Maleka, a Muslim girl, got neither a funeral nor a burial. As a child, she had learned to read the Holy Quran from a moulvi saheb. Every year, during the month of Ramadan, Maleka completed one reading of the entire Quran. She would fast right through the month as well. Her faith was without blemish.


The cool waters of the river awoke the soul of Maleka.   She did not know where to go.   She is not a sinner (her husband's accusations were groundless) so she will not go to hell but her lack of a proper death ceremony will keep her out of heaven.     She begins to be seen about the village and at the house of the family of her husband.    She was a second wife and now her husband's first wife is terrified she will be murdered also.    (Everyone, including the police knew of the murder but no one comes to investigate the killing.)   Then she sees Maleska.   When she runs screaming to her husband, he knocks her to the ground and kicks her until she passes out.   We then learned the husband somehow thought his second wife had made sexual advances toward his first wife.   That fantasy is why he killed her.


Maleka goes to her families house (of course no one can see her) she hears her sister in law say that she got what she deserved.    Her brother agrees they are best rid of her.    


Maleka goes to the market and listens to a loud policeman telling a story:


 “You people must remember the incident at Durgapur. A man brought the head of his elder brother’s wife to the police station. He said that he had killed the whore in order to protect their family honour. Just think, gentlemen, what nobility of character!”   The policeman is then reminded that this man was tried and hanged for this.   He at once says it is because they still live under corrupt laws from the days of British rule.   He says that if they lived under honorable laws the man would be celebrated.

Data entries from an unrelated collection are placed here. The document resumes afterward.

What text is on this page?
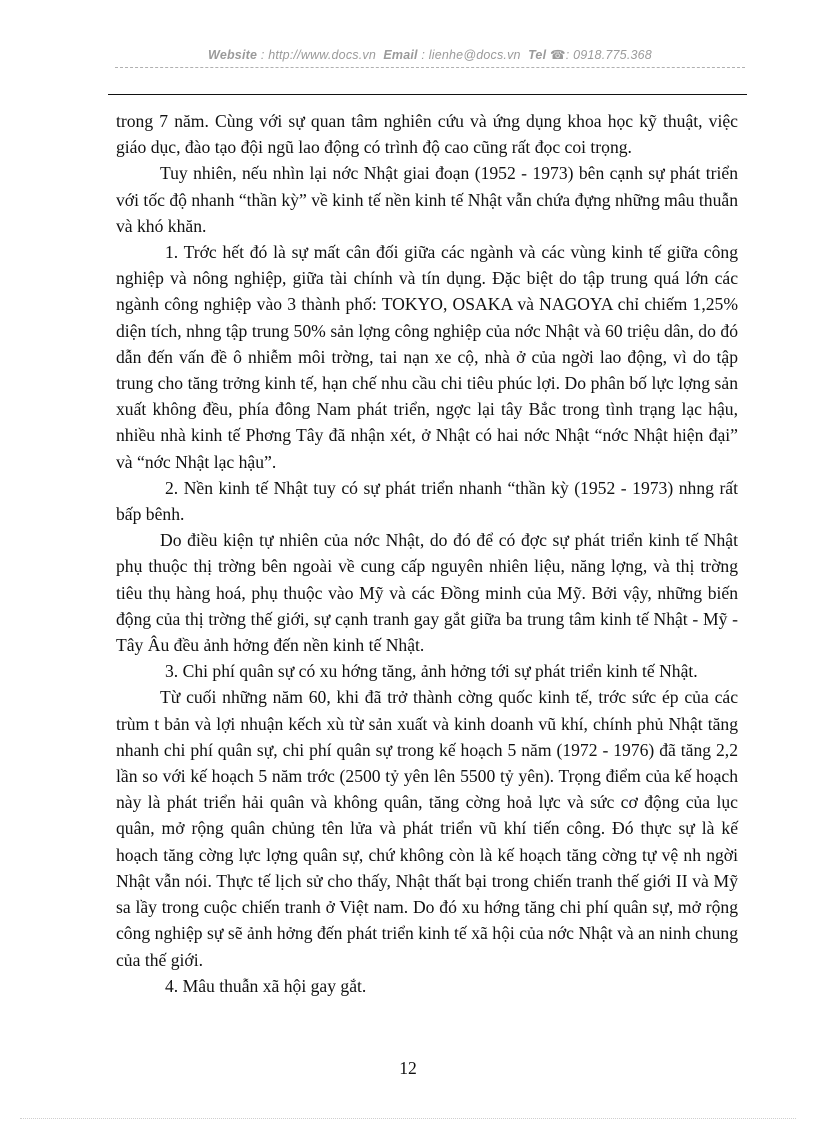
Website : http://www.docs.vn Email : lienhe@docs.vn Tel ☎: 0918.775.368

trong 7 năm. Cùng với sự quan tâm nghiên cứu và ứng dụng khoa học kỹ thuật, việc giáo dục, đào tạo đội ngũ lao động có trình độ cao cũng rất đọc coi trọng.

Tuy nhiên, nếu nhìn lại nớc Nhật giai đoạn (1952 - 1973) bên cạnh sự phát triển với tốc độ nhanh “thần kỳ” về kinh tế nền kinh tế Nhật vẫn chứa đựng những mâu thuẫn và khó khăn.

1. Trớc hết đó là sự mất cân đối giữa các ngành và các vùng kinh tế giữa công nghiệp và nông nghiệp, giữa tài chính và tín dụng. Đặc biệt do tập trung quá lớn các ngành công nghiệp vào 3 thành phố: TOKYO, OSAKA và NAGOYA chỉ chiếm 1,25% diện tích, nhng tập trung 50% sản lợng công nghiệp của nớc Nhật và 60 triệu dân, do đó dẫn đến vấn đề ô nhiễm môi trờng, tai nạn xe cộ, nhà ở của ngời lao động, vì do tập trung cho tăng trởng kinh tế, hạn chế nhu cầu chi tiêu phúc lợi. Do phân bố lực lợng sản xuất không đều, phía đông Nam phát triển, ngợc lại tây Bắc trong tình trạng lạc hậu, nhiều nhà kinh tế Phơng Tây đã nhận xét, ở Nhật có hai nớc Nhật “nớc Nhật hiện đại” và “nớc Nhật lạc hậu”.

2. Nền kinh tế Nhật tuy có sự phát triển nhanh “thần kỳ (1952 - 1973) nhng rất bấp bênh.

Do điều kiện tự nhiên của nớc Nhật, do đó để có đợc sự phát triển kinh tế Nhật phụ thuộc thị trờng bên ngoài về cung cấp nguyên nhiên liệu, năng lợng, và thị trờng tiêu thụ hàng hoá, phụ thuộc vào Mỹ và các Đồng minh của Mỹ. Bởi vậy, những biến động của thị trờng thế giới, sự cạnh tranh gay gắt giữa ba trung tâm kinh tế Nhật - Mỹ - Tây Âu đều ảnh hởng đến nền kinh tế Nhật.

3. Chi phí quân sự có xu hớng tăng, ảnh hởng tới sự phát triển kinh tế Nhật.

Từ cuối những năm 60, khi đã trở thành cờng quốc kinh tế, trớc sức ép của các trùm t bản và lợi nhuận kếch xù từ sản xuất và kinh doanh vũ khí, chính phủ Nhật tăng nhanh chi phí quân sự, chi phí quân sự trong kế hoạch 5 năm (1972 - 1976) đã tăng 2,2 lần so với kế hoạch 5 năm trớc (2500 tỷ yên lên 5500 tỷ yên). Trọng điểm của kế hoạch này là phát triển hải quân và không quân, tăng cờng hoả lực và sức cơ động của lục quân, mở rộng quân chủng tên lửa và phát triển vũ khí tiến công. Đó thực sự là kế hoạch tăng cờng lực lợng quân sự, chứ không còn là kế hoạch tăng cờng tự vệ nh ngời Nhật vẫn nói. Thực tế lịch sử cho thấy, Nhật thất bại trong chiến tranh thế giới II và Mỹ sa lầy trong cuộc chiến tranh ở Việt nam. Do đó xu hớng tăng chi phí quân sự, mở rộng công nghiệp sự sẽ ảnh hởng đến phát triển kinh tế xã hội của nớc Nhật và an ninh chung của thế giới.

4. Mâu thuẫn xã hội gay gắt.

12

There is more in this story than I have told.   In just a few pages Hossain brings a very ugly world to life for us.   


This another story from the pages of The Little Magazine,   a very high quality literary and cultural publication based in Delhi and dealing with pan-South Asian issues.    


I have begun a new area of reading for me, The South Asian short story.    I am very excited by this.   I would welcome suggestions and guidance from those with experience in this reading area (I would not call it a genre).      If you want to read some stories on your own, you will find about 45 of them through the web page of The Little Magazine.     There are cultural parallels to the Irish Short story in that both are set in cultures that partially define themselves through their rejection of colonial Britain.   There are other similarities that interest me also but that will wait.      


I will to some extent focus on stories about the rights of women and children and stories that deal with the effects of the British rule of India.    I have links to 100s of stories already.